Recent patients include a 30-year-old man who lost his thumb to cancer and a 10-year-old child whose thumbs were removed after a bacterial infection. Chung shows photographs of another patient using chopsticks and a third wielding a heavy soft drink bottle -- tasks impossible without a thumb.

"Hand function is essentially comparable to the other, normal hand in terms of grip strength, pinch and activity of daily living tasks ... although aesthetically it doesn't look the same," Chung said.

But interestingly, he said, both the patient, as well as family and friends, soon believe the transferred toe does look like a finger. "They start talking in terms of 'my finger is doing this, my finger is doing that'," Chung said.

The surgery itself is tricky and requires training.

Using a microscope and tiny instruments, Chung stretches tissue covering the nerve, called the epineurium, across the gap between hand and the toe.
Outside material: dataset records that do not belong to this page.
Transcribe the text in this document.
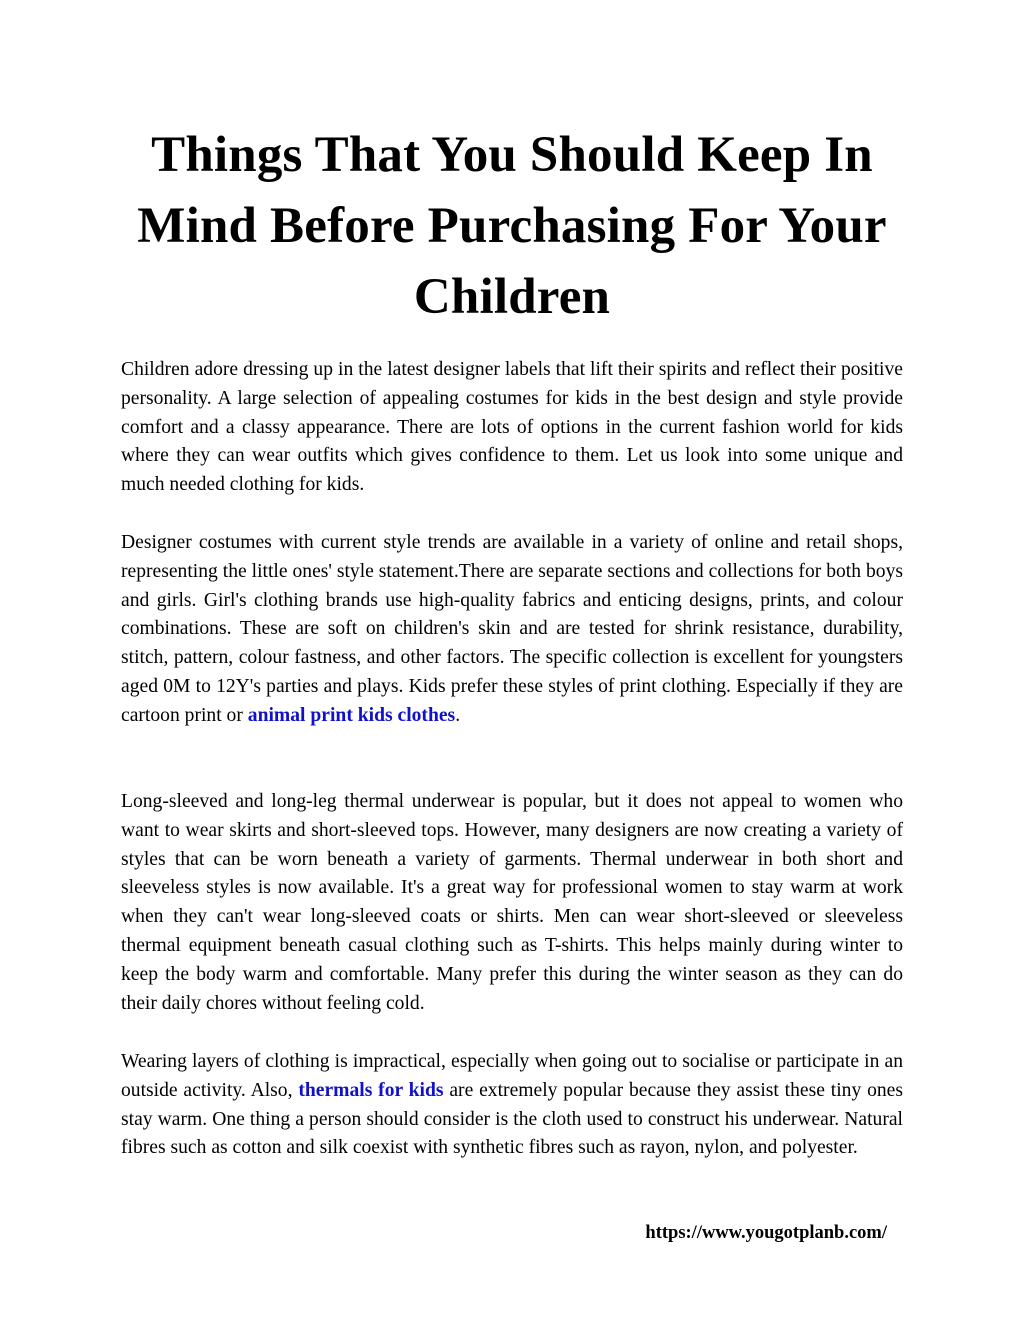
Things That You Should Keep In Mind Before Purchasing For Your Children

Children adore dressing up in the latest designer labels that lift their spirits and reflect their positive personality. A large selection of appealing costumes for kids in the best design and style provide comfort and a classy appearance. There are lots of options in the current fashion world for kids where they can wear outfits which gives confidence to them. Let us look into some unique and much needed clothing for kids.

Designer costumes with current style trends are available in a variety of online and retail shops, representing the little ones' style statement.There are separate sections and collections for both boys and girls. Girl's clothing brands use high-quality fabrics and enticing designs, prints, and colour combinations. These are soft on children's skin and are tested for shrink resistance, durability, stitch, pattern, colour fastness, and other factors. The specific collection is excellent for youngsters aged 0M to 12Y's parties and plays. Kids prefer these styles of print clothing. Especially if they are cartoon print or animal print kids clothes.

Long-sleeved and long-leg thermal underwear is popular, but it does not appeal to women who want to wear skirts and short-sleeved tops. However, many designers are now creating a variety of styles that can be worn beneath a variety of garments. Thermal underwear in both short and sleeveless styles is now available. It's a great way for professional women to stay warm at work when they can't wear long-sleeved coats or shirts. Men can wear short-sleeved or sleeveless thermal equipment beneath casual clothing such as T-shirts. This helps mainly during winter to keep the body warm and comfortable. Many prefer this during the winter season as they can do their daily chores without feeling cold.

Wearing layers of clothing is impractical, especially when going out to socialise or participate in an outside activity. Also, thermals for kids are extremely popular because they assist these tiny ones stay warm. One thing a person should consider is the cloth used to construct his underwear. Natural fibres such as cotton and silk coexist with synthetic fibres such as rayon, nylon, and polyester.

https://www.yougotplanb.com/
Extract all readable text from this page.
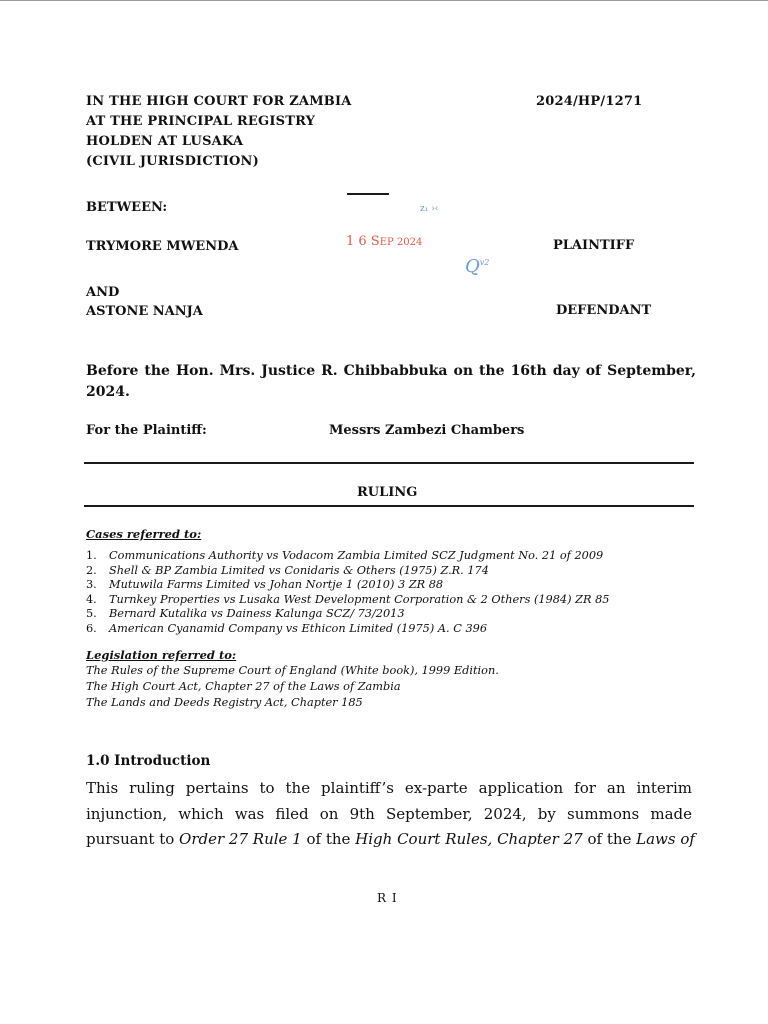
IN THE HIGH COURT FOR ZAMBIA
AT THE PRINCIPAL REGISTRY
HOLDEN AT LUSAKA
(CIVIL JURISDICTION)
2024/HP/1271
BETWEEN:	z₁ ›‹
1 6 SEP 2024
$Q^{v2}$
TRYMORE MWENDA	PLAINTIFF
AND
ASTONE NANJA	DEFENDANT
Before the Hon. Mrs. Justice R. Chibbabbuka on the 16th day of September, 2024.
For the Plaintiff:	Messrs Zambezi Chambers
RULING
Cases referred to:
1.	Communications Authority vs Vodacom Zambia Limited SCZ Judgment No. 21 of 2009
2.	Shell & BP Zambia Limited vs Conidaris & Others (1975) Z.R. 174
3.	Mutuwila Farms Limited vs Johan Nortje 1 (2010) 3 ZR 88
4.	Turnkey Properties vs Lusaka West Development Corporation & 2 Others (1984) ZR 85
5.	Bernard Kutalika vs Dainess Kalunga SCZ/ 73/2013
6.	American Cyanamid Company vs Ethicon Limited (1975) A. C 396
Legislation referred to:
The Rules of the Supreme Court of England (White book), 1999 Edition.
The High Court Act, Chapter 27 of the Laws of Zambia
The Lands and Deeds Registry Act, Chapter 185
1.0 Introduction
This ruling pertains to the plaintiff’s ex-parte application for an interim
injunction, which was filed on 9th September, 2024, by summons made
pursuant to Order 27 Rule 1 of the High Court Rules, Chapter 27 of the Laws of
R I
He attaches epineurium from the two main nerves in the base of the missing finger to the corresponding nerves in the replacement toe.

He also connects blood vessels and two main tendons responsible for flexing and extending the digit. The surgery can take five hours on a "good" day and 12 hours if things go wrong, he said.

"But you have to stay there as long as it takes," Chung said. "What alternative do you have? You took somebody's toe off and you have got to stay through until it is a success."

Instead of using tiny surgical pins, Chung uses what he calls mini-plates to attach the bones of the new "finger" to the bones in the hand. This results in a more robust transplant, he said.

Then the nerves get to work growing together, a process that takes about a month.

"A nerve has the inherent ability, once it has been injured, to find the other end," Chung said. "It is amazing. It says 'I have got to find the other end'."

A lot of help is needed to make sure the tissues grow together properly, and the patient has to be ready to do the work, Chung added. "Not every patient is motivated enough to undergo the vigorous physical therapy process," he said.

Considerable manipulation of the hand and fingers is needed. Patients must undergo the exercises and massaging of the scars four or five times a day.

But if this all is done, almost anyone missing a finger is a candidate for the surgery. And unlike patients who have made headlines with hands transplanted from cadavers, no drugs are needed to prevent the body from rejecting the transplant, because it is the patients' own toe.

The patients all can walk and even run normally with minimal pain, he said. But some have what he calls "tremendous affinity" to their toes.

"I have seen 20-year-old kids who lost fingers and who are ideal candidates but they don't want to lose their toes," Chung said. "I can't believe it."